An important part of game bird diets that is often overlooked is the use of live food. The mealworm is the larvae of the Common Darkling Beetle (Tenebrio molitor), and is perhaps the easiest of live food to produce and will provide the keeper with a source of live food needed for all stages of life. It is very easy to start a colony of mealworms and you can do so for less than $20.00. I'll use the colony I started a few months ago as an example.
I purchased a rubbermaid tub that is 16" long, 10" wide and 6" deep. The tub does have lid (to prevent our cats from getting to the worms and litter), holes were punched into the lid and at 4" from the bottom of the tub to provide ventilation. At the zoo, we used cat litter pans and I've also seen 10 gallon aquariums used as well. Be sure that the container you are using has slick surfaces or are covered to prevent the beetles and worms from climbing out.

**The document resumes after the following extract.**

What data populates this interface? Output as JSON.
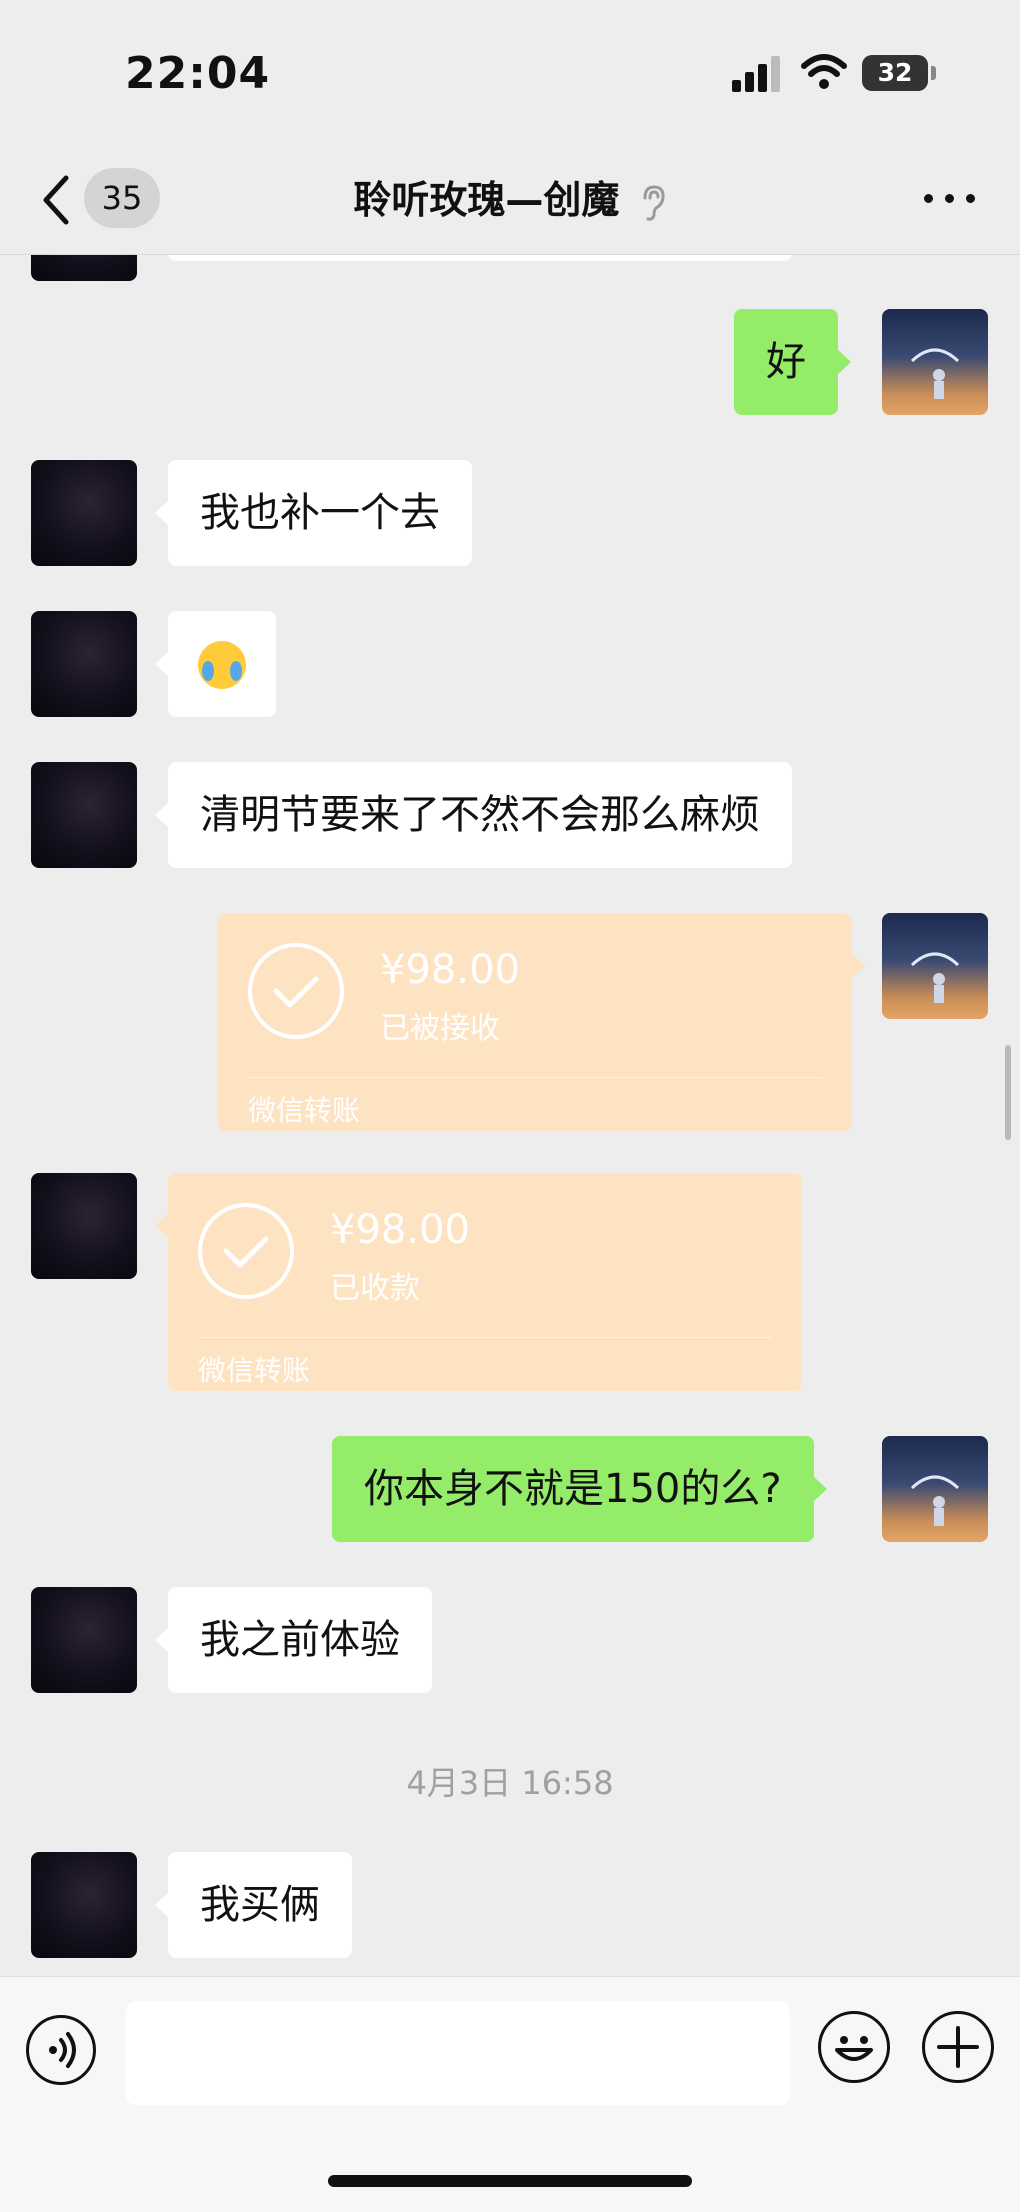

You will need some type of substrate for the worms. I picked up a container of Quaker Oats at the same time I bought the tub, but you can use bran and/or bird or poultry pellets (crushed) or crumbles. I filled the tub to cover the bottom with 2" of oats and added a little over 50 mealworms to the tub.
Maintaining a breeding colony of worms is as easy as it is to start one. Add a few slices of carrot, sweet potato or apple, even banana peels every other day for the worms & beetles to feed and drink from (be sure to replace often to prevent mold). You will soon notice the worms metamorphisize into the pupa stage and then into beetles. A female beetle will lay several hundred microscopic eggs in the substrate. They will continue this cycle as long as you keep them at room temperatures and provide the veggies when needed and give you a continuing source of live food for you game birds.
Update 12 January 2012: I first put this page together in 2003 when I started the colony. Nine years later, I still have that tub and the colony. I did add about two dozen new worms in 2010. The colony continues going strong providing me with constant supply of live food for my animals.